Ever hear about or play the game “Hot potato”? The game’s objective is for players to sit in a circle and pass a “hot” potato around the circle as quickly as possible until the music stops. The object of hot potato is to not be the one holding the potato when the music stops. No one wants the hot potato. Could this very same scenario apply to corporate innovation? There is a phenomenon in innovation I like to call “Hot Potato Syndrome.” It is when there is an idea that everyone thinks is great, but is continually passed around in circles from one organization to another. Clearly everyone supports the idea in theory but no one is willing to take ownership to lead it to implementation.
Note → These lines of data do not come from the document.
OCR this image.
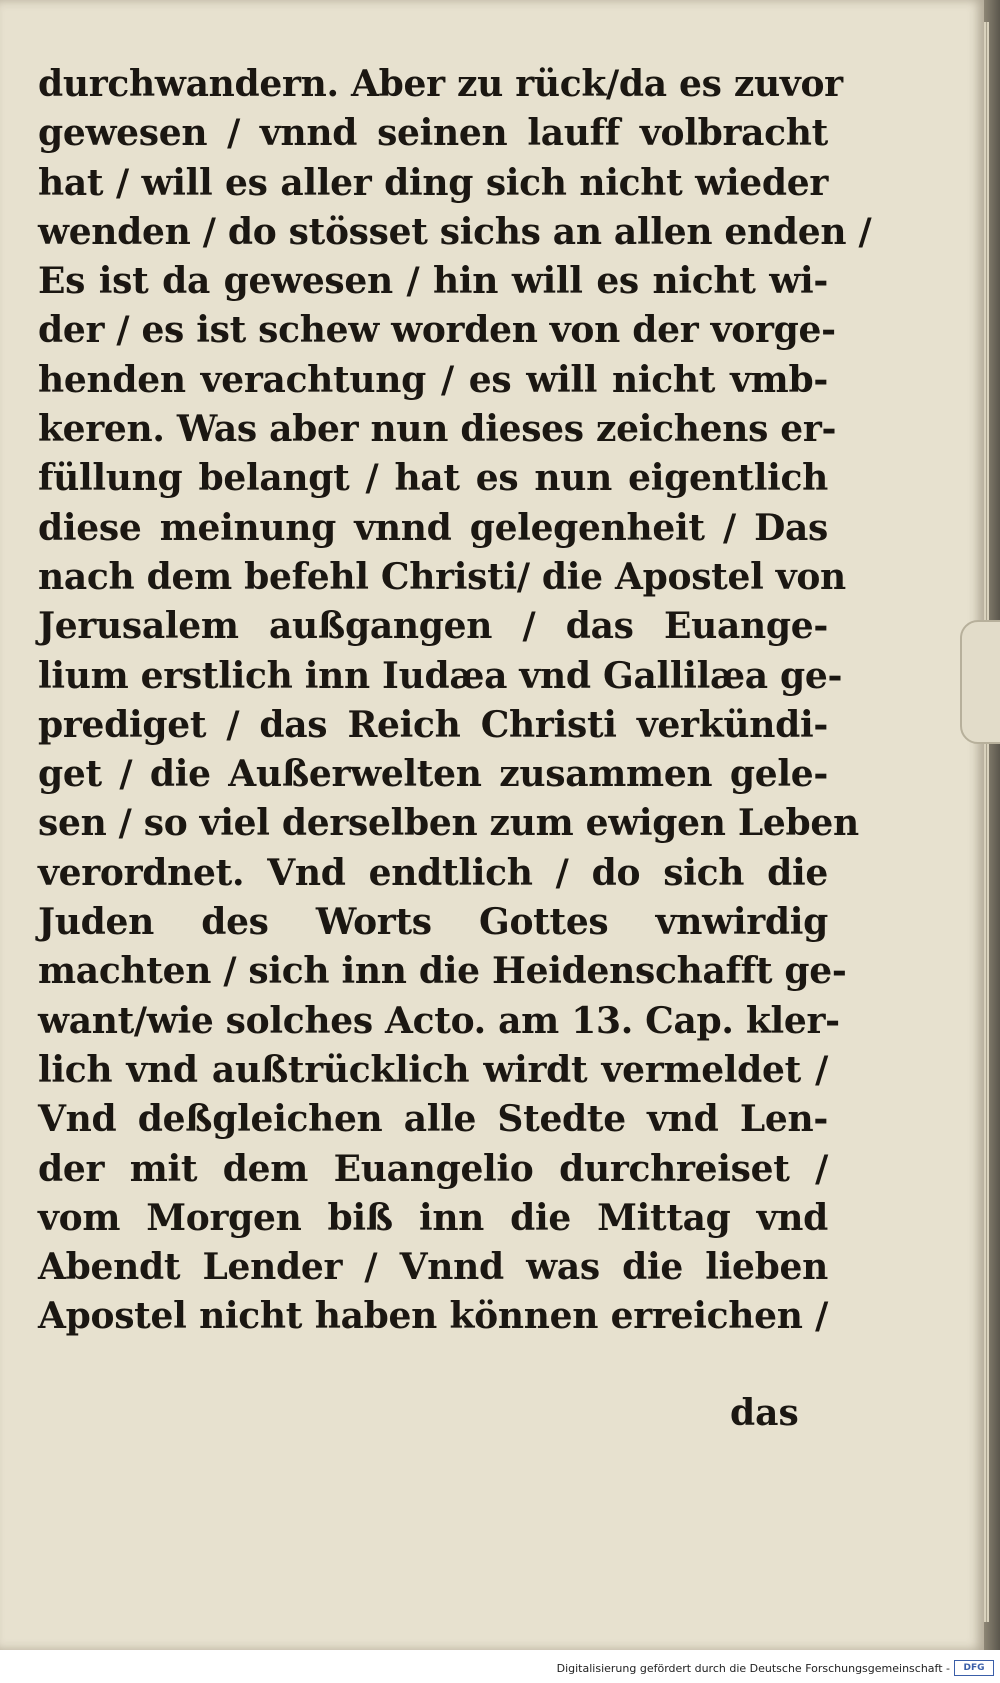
durchwandern. Aber zu rück/da es zuvor
gewesen / vnnd seinen lauff volbracht
hat / will es aller ding sich nicht wieder
wenden / do stösset sichs an allen enden /
Es ist da gewesen / hin will es nicht wi-
der / es ist schew worden von der vorge-
henden verachtung / es will nicht vmb-
keren. Was aber nun dieses zeichens er-
füllung belangt / hat es nun eigentlich
diese meinung vnnd gelegenheit / Das
nach dem befehl Christi/ die Apostel von
Jerusalem außgangen / das Euange-
lium erstlich inn Iudæa vnd Gallilæa ge-
prediget / das Reich Christi verkündi-
get / die Außerwelten zusammen gele-
sen / so viel derselben zum ewigen Leben
verordnet. Vnd endtlich / do sich die
Juden des Worts Gottes vnwirdig
machten / sich inn die Heidenschafft ge-
want/wie solches Acto. am 13. Cap. kler-
lich vnd außtrücklich wirdt vermeldet /
Vnd deßgleichen alle Stedte vnd Len-
der mit dem Euangelio durchreiset /
vom Morgen biß inn die Mittag vnd
Abendt Lender / Vnnd was die lieben
Apostel nicht haben können erreichen /
das
Digitalisierung gefördert durch die Deutsche Forschungsgemeinschaft -	DFG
Are ideas seen as “hot potatoes,” even if the idea is widely accepted, supported, and strategic? Sometimes it is the ideas that could provide the most impact because they affect multiple parts of the organization that fall into this bucket. But how can you avoid hot potato syndrome? In my experience, it sometimes feels that way, so I decided to explore what are the root causes to this very common scenario. Below are some ways to recognize and deal with this phenomenon so that you can finally land the hot potato in the right person’s hands, and it is a potato they need.
Identifying a work stream that has a defined need for the idea is always the first option. If an idea can garner support based on its relevance to the work streams strategy, the idea will get the attention and ownership it needs to drive forward. It is important to establish accountable individuals based on the type of work stream they are associated will make them more willing to take on an idea. Creating accountability and ownership in the business is critical to avoiding the “hot potato” syndrome and giving people ownership to move forward with ideas they feel are important to their work stream.
Facilitate Leadership Teams to Assess and Come to Consensus
Creating a forum to facilitate a working session with a clear objective may help in understanding the true potential of an idea and driving ownership and responsibility necessary to implement. Set up touch points throughout your organization to share ideas, create forums for those individuals to discuss and share. There is truth when they say it takes one person to have an idea, but it takes an army to implement. Setting up different people to be part of the “troop” will help in garnering support and responsibility. Sometimes pulling together the people that may be interested or who have already assessed the ideas can be the ones that devise the best course of action for the idea.
Connect Ideators with Potential Owners
Getting the person who came up with the idea in front of those that have not made decision will often times produce a result. Being able to have the person with the passion and the insight to elaborate on the potential impact of the idea is important to decision making. If the Ideator can appropriately convince a leader of the need and impact of the idea, then the idea will have more relevance and most times a decision can be reached more quickly.
I find most companies I work with suffer from a case of hot potato syndrome. To help avoid this, the above techniques to facilitate discussion, drive action and create ownership will yield results.